Sie brauchen Aufregung, brauchen Spaß.

Also reden sie, sehen sie, warten auf das Leben, die Geschichten anderer.

Und zwischen ewigem suchen, irrenden Wegen, da stand nun mal ich.

Kam zur rechten Zeit, war noch nicht dafür bereit aber das ist ihnen egal.

Also scheinen alle Augen auf mir zu liegen, während ich einen Schritt nach dem anderen wage. Sie verfolgen mich, heften ihre Blicke an mir fest. Und egal, was ich tue, sie sehen es. Alles. Sie merken sich alles.

Und genau das, jede Bewegungen, jeder Satz meinerseits wird seine Runde machen, das weiß ich genau.

Also laufe ich. Langsam, den Blick gesenkt. Ich versuche zu atmen, nicht stehen zu bleiben. Versuche taub zu sein, mir vorzustellen, wie es wäre, wenn ich sie nicht sehen könnte.

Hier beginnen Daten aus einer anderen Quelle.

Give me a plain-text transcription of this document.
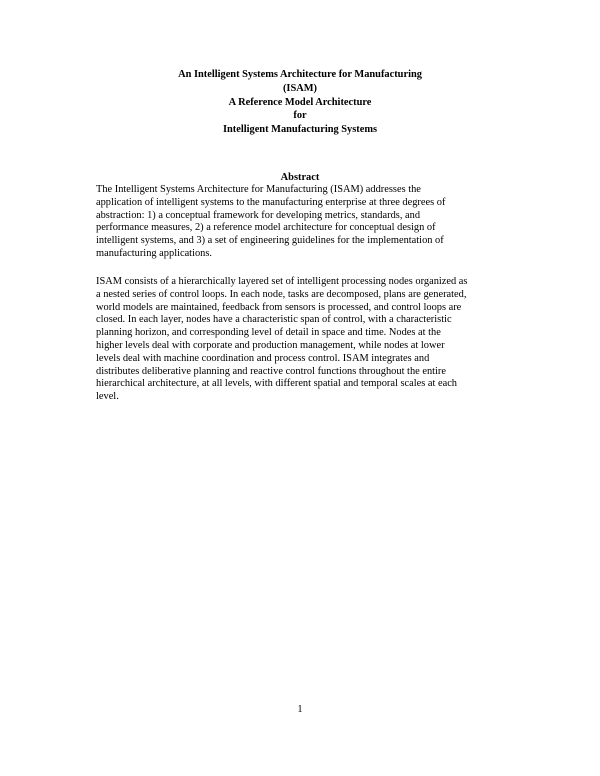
An Intelligent Systems Architecture for Manufacturing
(ISAM)
A Reference Model Architecture
for
Intelligent Manufacturing Systems
Abstract
The Intelligent Systems Architecture for Manufacturing (ISAM) addresses the
application of intelligent systems to the manufacturing enterprise at three degrees of
abstraction: 1) a conceptual framework for developing metrics, standards, and
performance measures, 2) a reference model architecture for conceptual design of
intelligent systems, and 3) a set of engineering guidelines for the implementation of
manufacturing applications.
ISAM consists of a hierarchically layered set of intelligent processing nodes organized as
a nested series of control loops. In each node, tasks are decomposed, plans are generated,
world models are maintained, feedback from sensors is processed, and control loops are
closed. In each layer, nodes have a characteristic span of control, with a characteristic
planning horizon, and corresponding level of detail in space and time. Nodes at the
higher levels deal with corporate and production management, while nodes at lower
levels deal with machine coordination and process control. ISAM integrates and
distributes deliberative planning and reactive control functions throughout the entire
hierarchical architecture, at all levels, with different spatial and temporal scales at each
level.
1
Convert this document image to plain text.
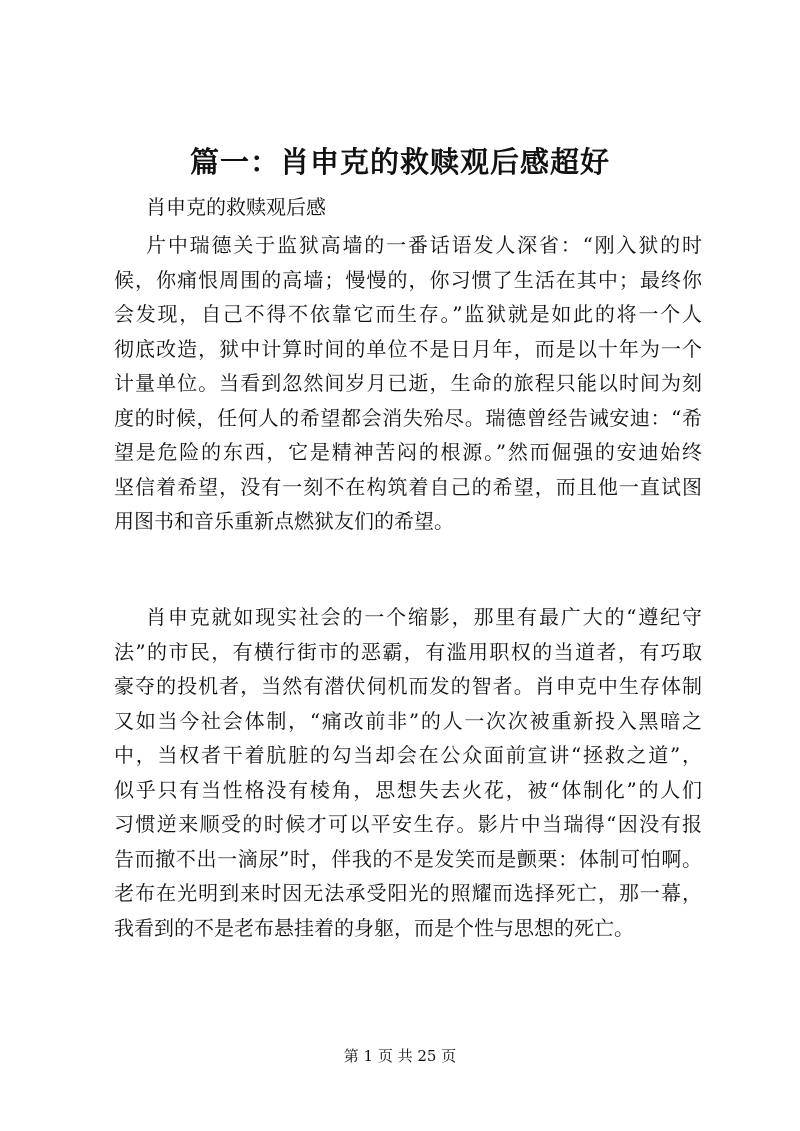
篇一：肖申克的救赎观后感超好

肖申克的救赎观后感

片中瑞德关于监狱高墙的一番话语发人深省：“刚入狱的时
候，你痛恨周围的高墙；慢慢的，你习惯了生活在其中；最终你
会发现，自己不得不依靠它而生存。”监狱就是如此的将一个人
彻底改造，狱中计算时间的单位不是日月年，而是以十年为一个
计量单位。当看到忽然间岁月已逝，生命的旅程只能以时间为刻
度的时候，任何人的希望都会消失殆尽。瑞德曾经告诫安迪：“希
望是危险的东西，它是精神苦闷的根源。”然而倔强的安迪始终
坚信着希望，没有一刻不在构筑着自己的希望，而且他一直试图
用图书和音乐重新点燃狱友们的希望。
肖申克就如现实社会的一个缩影，那里有最广大的“遵纪守
法”的市民，有横行街市的恶霸，有滥用职权的当道者，有巧取
豪夺的投机者，当然有潜伏伺机而发的智者。肖申克中生存体制
又如当今社会体制，“痛改前非”的人一次次被重新投入黑暗之
中，当权者干着肮脏的勾当却会在公众面前宣讲“拯救之道”，
似乎只有当性格没有棱角，思想失去火花，被“体制化”的人们
习惯逆来顺受的时候才可以平安生存。影片中当瑞得“因没有报
告而撤不出一滴尿”时，伴我的不是发笑而是颤栗：体制可怕啊。
老布在光明到来时因无法承受阳光的照耀而选择死亡，那一幕，
我看到的不是老布悬挂着的身躯，而是个性与思想的死亡。
第 1 页 共 25 页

Beklemmung erdrückt mich, füllt mein Herz aus, bringt es beinahe zum Zerspringen. Angst schnürt mir die Kehle vollkommen zu, ich verstehe nicht, wieso ich noch atmen kann.

Ich verstehe nichts mehr.

Also beginne ich ein Zelt zu bauen, einen Rückzugsort. Ich blicke hindurch, betrachte sie durch die dicke Folie. Verschwommen wirken sie jetzt, verzehrt, wie eine Illusion. Ich erkenne nur ihre Formen. Das Äußere, ihre Konturen. Doch ich sehe sie. Sie alle. Sehe ihre Bewegungen, die Tatsache, dass sie mich erkennen.

Aber durch die Folie können sie nicht schauen.

Auch sie sehen nur mein Äußeres. Erkennen nur das Mädchen, was neben ihrem besten Freund den Flur entlanggeht. Welches nicht aufblickt, eine Nacht voll Alkohol hinter sich hat. Sie sehen eine neue Attraktion, eine kurze Story um sich unterhalten zu können. Sie ergreifen den winzigen Moment von ihrem eigenen Alltag fliehen zu können, davon sich selbst fehl am Platz zu fühlen. Denn sie können lachen, über die Fehler anderer.

Ich weiß nicht wie, weiß nicht durch wen aber ich sitze plötzlich. Sitze hinten auf einem Stuhl, scheine immer noch zu atmen. Kondenswasser bildet sich auf der Zeltplane, verschlechtert die Sicht nach außen.

Jetzt höre ich sie nur noch. Nehme nur noch Stimmen wahr, versuche zu verstehen was sie murmeln.

"Hey", die Stimme ist sanft. Sanft wie Samt, "Liam hat mir die Kurzfassung zukommen lassen. Ich bin da für dich. "

Mehr sagt sie nicht. Sieht mich nur an, das zumindest erkenne ich durch meinen Schleier.

Sie muss nicht mehr sagen. Das weiß sie. Sie fragt nicht nach, sie reimt sich nichts dazu, sie lässt mich in ruh, bietet mir Sicherheit an.